A cidade não é um espaço de igual acesso para todos, ocorrendo a olhos vistos a segregação sócio-espacial como forma de solidificar a existência de espaços diferenciados de acordo com a estratificação social de quem neles habite. A especulação imobiliária é um dos fatores que obstaculiza, e muito, a efetivação do direito à moradia, contribuindo diariamente para a manutenção da segregação sócio-espacial, conforme foi abordado no início deste trabalho.

Como uma das conclusões desta pesquisa, está a necessidade de combater as bases do problema da moradia no Brasil, que não se resolve simplesmente com a construção de conjuntos habitacionais. É preciso enfrentar a especulação imobiliária, o que significa o governo se indispor com o mercado imobiliário sim, mas não se pode olvidar que a especulação configura uma prática ilícita e, como tal, deve ser combatida.

O Plano Diretor de 2009 afirmou expressamente que a prática da especulação imobiliária fere a função social da propriedade, e que esta prática deve ser combatida como um dos objetivos da política urbanística de Fortaleza. E muito embora pudesse ter avançado bem mais, o novo Plano Diretor de Fortaleza trouxe alguns instrumentos essenciais para a melhoria da cidade e da qualidade de vida dos munícipes.
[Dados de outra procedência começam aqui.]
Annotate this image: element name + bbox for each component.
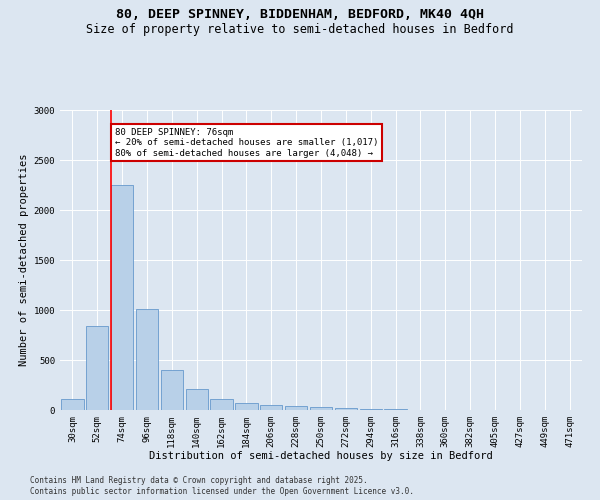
- Bar: [136, 309, 158, 410]
- Bar: [185, 389, 208, 410]
- Text: Contains HM Land Registry data © Crown copyright and database right 2025.: Contains HM Land Registry data © Crown c…: [30, 476, 368, 485]
- Bar: [385, 409, 407, 410]
- Bar: [260, 404, 283, 410]
- Bar: [235, 402, 257, 410]
- Bar: [335, 408, 357, 410]
- Bar: [111, 185, 133, 410]
- Text: Size of property relative to semi-detached houses in Bedford: Size of property relative to semi-detach…: [86, 22, 514, 36]
- Y-axis label: Number of semi-detached properties: Number of semi-detached properties: [19, 154, 29, 366]
- Bar: [310, 407, 332, 410]
- Bar: [86, 326, 109, 410]
- Bar: [211, 398, 233, 410]
- Bar: [359, 408, 382, 410]
- X-axis label: Distribution of semi-detached houses by size in Bedford: Distribution of semi-detached houses by …: [149, 452, 493, 462]
- Bar: [161, 370, 183, 410]
- Bar: [61, 399, 83, 410]
- Text: Contains public sector information licensed under the Open Government Licence v3: Contains public sector information licen…: [30, 487, 414, 496]
- Text: 80 DEEP SPINNEY: 76sqm
← 20% of semi-detached houses are smaller (1,017)
80% of : 80 DEEP SPINNEY: 76sqm ← 20% of semi-det…: [115, 128, 378, 158]
- Text: 80, DEEP SPINNEY, BIDDENHAM, BEDFORD, MK40 4QH: 80, DEEP SPINNEY, BIDDENHAM, BEDFORD, MK…: [116, 8, 484, 20]
- Bar: [285, 406, 307, 410]
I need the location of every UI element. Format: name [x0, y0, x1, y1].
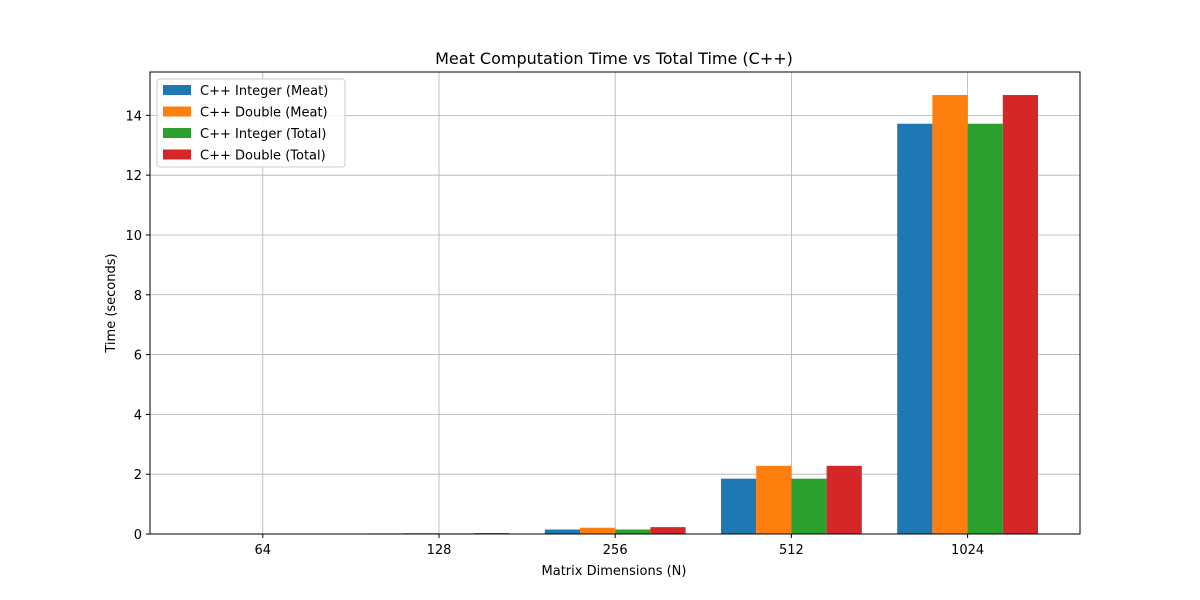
axes: [146, 71, 1081, 538]
bar: [580, 527, 616, 534]
y-axis-label: Time (seconds): [104, 253, 119, 353]
bar: [897, 123, 933, 534]
y-tick-label: 12: [125, 169, 142, 184]
x-tick-labels: 64 128 256 512 1024: [255, 543, 985, 558]
y-tick-label: 4: [134, 408, 142, 423]
legend-box: [156, 78, 346, 168]
bar: [967, 123, 1003, 534]
y-tick-label: 2: [134, 468, 142, 483]
x-tick-label: 128: [427, 543, 452, 558]
legend-swatch: [163, 85, 191, 95]
bar: [932, 95, 968, 535]
bar: [721, 478, 757, 534]
legend-swatch: [163, 128, 191, 138]
legend-swatch: [163, 106, 191, 117]
y-tick-labels: 0 2 4 6 8 10 12 14: [125, 109, 142, 543]
bar: [615, 529, 651, 534]
legend-label: C++ Integer (Meat): [200, 84, 328, 99]
bar: [544, 529, 580, 534]
legend-label: C++ Double (Total): [200, 149, 326, 164]
y-tick-label: 0: [134, 528, 142, 543]
legend-swatch: [163, 149, 191, 160]
legend-label: C++ Double (Meat): [200, 106, 328, 121]
x-tick-label: 1024: [951, 543, 984, 558]
legend-label: C++ Integer (Total): [200, 127, 326, 142]
y-tick-label: 8: [134, 289, 142, 304]
bar: [650, 527, 686, 534]
bar: [1002, 95, 1038, 535]
x-tick-label: 512: [779, 543, 804, 558]
x-axis-label: Matrix Dimensions (N): [542, 564, 687, 579]
x-tick-label: 64: [255, 543, 272, 558]
chart-title: Meat Computation Time vs Total Time (C++…: [435, 49, 793, 68]
y-tick-label: 6: [134, 349, 142, 364]
bar: [826, 465, 862, 534]
bar: [791, 478, 827, 534]
x-tick-label: 256: [603, 543, 628, 558]
bars: [192, 95, 1038, 535]
y-tick-label: 14: [125, 109, 142, 124]
bar: [756, 465, 792, 534]
legend: C++ Integer (Meat) C++ Double (Meat) C++ I…: [156, 78, 346, 168]
y-tick-label: 10: [125, 229, 142, 244]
Um destes instrumentos foi estudado neste trabalho, qual seja a Zona Especial de Interesse Social, que pode ser utilizado como potencial inibidor da ação de especuladores.

Ocorre que as desigualdades sociais e os problemas urbanos não se devem à falta de planejamento urbano ou de legislação avançada, pois o planejamento existe, e os instrumentos a serem aplicados, também. A experiência nacional não é satisfatória no que diz respeito à legislação avançada, que normalmente leva décadas para ser aplicada. Tal é o caso das leis ambientais, em que o Brasil é reconhecido internacionalmente por ter um dos melhores ordenamentos, mas uma das piores realidades de efetivação das conquistas legais.

É diante deste quadro de contradições que se insere a conquista das Zonas Especiais de Interesse Social. Foram discutidos neste trabalho as várias contribuições que este instrumento jurídico-urbanístico pode propiciar à cidade, principalmente ao direito à moradia. A criação de parâmetros específicos de construção e habitabilidade para as áreas destinadas a habitação popular; a regularização urbanística e fundiária destas áreas; a priorização dos investimentos em infra-estrutura e serviços coletivos; a integração das comunidades habitantes em ZEIS com o conjunto da urbe, enfim, são diversos os fatores que podem ser considerados enquanto benefícios para as áreas incluídas como ZEIS no Plano Diretor.

Neste trabalho, portanto, foram analisadas as vantagens da inclusão das áreas enquanto ZEIS. No entanto, também foram considerados os possíveis obstáculos a que sejam postas em prática as conquistas advindas das ZEIS, sejam elas as limitações legais já estabelecidas no próprio Plano Diretor, ou ainda as que derivem de legislação posterior ou de demora para aprovar as normas complementares.

Outro risco considerável são as obras faraônicas características de algumas gestões públicas, conforme foi citado o exemplo do Estaleiro, que, se construído no Serviluz, estaria desconsiderando e desrespeitando uma ZEIS já prevista no plano diretor.

O direito à moradia, assim como as ZEIS, restam ameaçados diante destas situações, mas é preciso que se diga que se está avançando. A instituição das ZEIS no ordenamento urbanístico municipal foi uma vitória considerável, e resultado de uma luta antiga dos movimentos populares. Faz-se imperiosa, sim, a continuidade da pressão para aprovação das demais leis que complementam a política urbanística municipal, bem como para a criação dos instrumentos necessários para que as melhorias comecem a acontecer nas áreas previstas como ZEIS.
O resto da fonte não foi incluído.